A ChromVAR enrichment score for the CD112-High epigenetic signature [11] in the indicated populations from TooManyCells. B UMAP representation based on both RNA-Seq and ATAC-Seq for each of the CD34 + CD38- OCI-AML22 cells that passed QC. Cells are colored based on the cell cycle phase they were allocated to using Seurat cell cycle signature [47]. C GSEA across B3-CD112High and B1/2-CD112Low for LSPC-Cycle Top 250 signature [33], Tirosh cell cycle signature [47] and the Diapause Down in colon cancer signature [49]. D Experimental scheme. OCI-AML22 CD34 + CD38- fraction was sorted based on CD112 expression level then stained for CDK6, Ki-67 and Hoechst to determine the percentage of cells in G0 (Hoechst^LowKi67-) (E) or the deepest quiescent cells Ki67-CDK6- cells (F) (n = 5 individual cultures, 3 different times points). Representative FACS plots are disclosed for each condition on the right (E, F). The LSC+fraction from functionally assessed primary AML samples was sorted based on CD112 expression level (top 20% :CD112-High, bottom 20% :CD112-Low) then stained for CDK6, Ki67 and Hoechst to determine the percentage of cells in G0 (Hoechst^LowKi67-)(G) or the deepest quiescent cells in G0 (Ki67-CDK6-) cells (H). FACS plots are disclosed for each condition for each patient sample (G, H).

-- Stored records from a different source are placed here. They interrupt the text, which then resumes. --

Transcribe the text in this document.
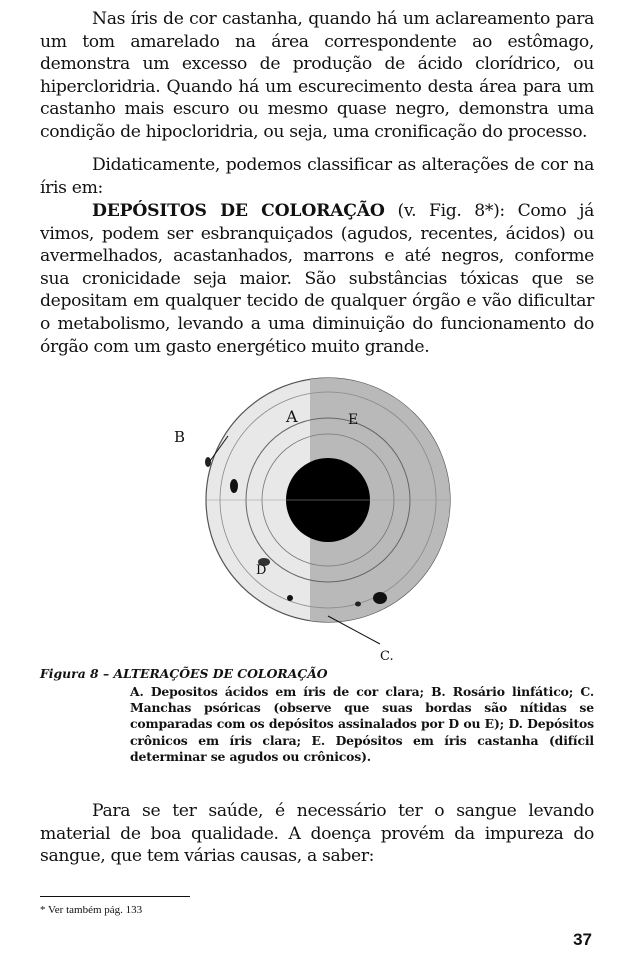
Nas íris de cor castanha, quando há um aclareamento para um tom amarelado na área correspondente ao estômago, demonstra um excesso de produção de ácido clorídrico, ou hipercloridria. Quando há um escurecimento desta área para um castanho mais escuro ou mesmo quase negro, demonstra uma condição de hipocloridria, ou seja, uma cronificação do processo.

Didaticamente, podemos classificar as alterações de cor na íris em:

DEPÓSITOS DE COLORAÇÃO (v. Fig. 8*): Como já vimos, podem ser esbranquiçados (agudos, recentes, ácidos) ou avermelhados, acastanhados, marrons e até negros, conforme sua cronicidade seja maior. São substâncias tóxicas que se depositam em qualquer tecido de qualquer órgão e vão dificultar o metabolismo, levando a uma diminuição do funcionamento do órgão com um gasto energético muito grande.

A
B
E
D
C.
Figura 8 – ALTERAÇÕES DE COLORAÇÃO
A. Depositos ácidos em íris de cor clara; B. Rosário linfático; C. Manchas psóricas (observe que suas bordas são nítidas se comparadas com os depósitos assinalados por D ou E); D. Depósitos crônicos em íris clara; E. Depósitos em íris castanha (difícil determinar se agudos ou crônicos).

Para se ter saúde, é necessário ter o sangue levando material de boa qualidade. A doença provém da impureza do sangue, que tem várias causas, a saber:

* Ver também pág. 133
37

Fig. 6. Prospectively isolated LSC subtypes preserve their distinct differentiation potentials throughout serial repopulation assays.

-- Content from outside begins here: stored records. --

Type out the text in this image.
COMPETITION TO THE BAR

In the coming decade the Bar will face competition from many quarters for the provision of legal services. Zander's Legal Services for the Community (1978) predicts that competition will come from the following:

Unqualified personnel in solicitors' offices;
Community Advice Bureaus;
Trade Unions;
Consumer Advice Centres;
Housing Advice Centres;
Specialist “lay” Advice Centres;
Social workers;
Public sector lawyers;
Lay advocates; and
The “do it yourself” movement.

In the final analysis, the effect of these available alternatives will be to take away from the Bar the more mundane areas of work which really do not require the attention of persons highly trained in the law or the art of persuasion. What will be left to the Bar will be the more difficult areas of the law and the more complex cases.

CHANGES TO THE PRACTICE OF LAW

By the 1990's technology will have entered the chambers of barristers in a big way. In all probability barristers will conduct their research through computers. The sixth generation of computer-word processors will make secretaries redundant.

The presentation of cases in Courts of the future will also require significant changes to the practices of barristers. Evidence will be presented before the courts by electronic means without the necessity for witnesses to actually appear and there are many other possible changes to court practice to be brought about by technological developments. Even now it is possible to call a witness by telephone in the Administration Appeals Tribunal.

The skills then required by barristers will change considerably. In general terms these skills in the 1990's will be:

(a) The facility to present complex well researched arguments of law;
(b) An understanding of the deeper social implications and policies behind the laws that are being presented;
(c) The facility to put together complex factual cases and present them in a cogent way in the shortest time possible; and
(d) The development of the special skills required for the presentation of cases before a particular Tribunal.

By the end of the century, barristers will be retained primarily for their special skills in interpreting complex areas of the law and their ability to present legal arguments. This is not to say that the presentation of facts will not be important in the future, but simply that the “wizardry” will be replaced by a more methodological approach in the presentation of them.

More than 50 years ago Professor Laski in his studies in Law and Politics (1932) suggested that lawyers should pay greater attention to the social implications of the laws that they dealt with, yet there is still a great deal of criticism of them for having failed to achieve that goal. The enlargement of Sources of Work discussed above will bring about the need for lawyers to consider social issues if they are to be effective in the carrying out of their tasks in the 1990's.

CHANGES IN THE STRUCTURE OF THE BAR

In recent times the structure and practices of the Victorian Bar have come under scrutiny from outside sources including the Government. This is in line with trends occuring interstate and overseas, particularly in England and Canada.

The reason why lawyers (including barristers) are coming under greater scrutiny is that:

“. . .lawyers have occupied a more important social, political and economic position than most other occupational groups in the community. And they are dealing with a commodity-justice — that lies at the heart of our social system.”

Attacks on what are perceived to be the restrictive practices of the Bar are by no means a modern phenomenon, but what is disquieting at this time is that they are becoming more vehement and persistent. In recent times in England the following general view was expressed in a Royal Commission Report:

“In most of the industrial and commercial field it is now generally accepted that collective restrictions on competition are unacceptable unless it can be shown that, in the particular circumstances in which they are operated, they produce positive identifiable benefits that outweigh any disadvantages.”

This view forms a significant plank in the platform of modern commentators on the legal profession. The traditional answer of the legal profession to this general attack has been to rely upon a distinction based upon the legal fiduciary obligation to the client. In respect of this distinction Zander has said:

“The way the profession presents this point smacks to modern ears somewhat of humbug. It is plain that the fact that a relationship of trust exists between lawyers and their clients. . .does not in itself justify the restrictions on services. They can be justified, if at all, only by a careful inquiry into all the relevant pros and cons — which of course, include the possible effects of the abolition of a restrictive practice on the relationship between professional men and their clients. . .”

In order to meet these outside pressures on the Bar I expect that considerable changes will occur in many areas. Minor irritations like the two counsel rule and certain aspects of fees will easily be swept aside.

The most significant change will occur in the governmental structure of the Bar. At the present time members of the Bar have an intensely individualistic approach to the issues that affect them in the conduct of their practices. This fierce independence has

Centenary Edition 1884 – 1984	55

A Experimental in vivo scheme. B Engraftment level 8 weeks after injection of 10,000 OCI-AML22 cells in NSG mice sorted as indicated on (A). C Experimental in vivo strategy for secondary experiment and representative FACS plots for each condition based on CD34 and CD38 among the CD45 + 7AAD- engrafted population. D Experimental scheme for the secondary in vivo assay. E Percentage of CD34/CD38 cells of secondary grafts generated after injection of 10,000 CD34 + CD38- cells CD112 High or CD112 Low, then sorted for CD34 + CD38- without additional selection for CD112, as indicated in (D). Mann–Whitney test, n = 9 mice. GSVA score for signatures of cytarabine sensitivity (F, G) or colon cancer stem cell sensitivity (H) was calculated on LSC+ fractions identified as being part of B1/2-LSC+ cluster or on LSC+ fractions identified as being part of B3-LSC+ cluster from Fig. 2A, B. I, J CD112 High and CD112 Low OCI-AML22 CD34 + CD38- were sorted and treated with cytarabine for 24 h at the indicated dose. Representative curve is represented (n = 1) (I) and significance is calculated at the 5 μM dose (n = 5, paired Mann–Whitney test) (J). GSVA for B1/2 or B3 signatures was calculated across TCGA (K) or GSE6891 cohorts (L). survival curves were plotted for patients enriched for B1/2 signature only (yellow curve) or enriched for B3 signature only (red curve). M Summary scheme.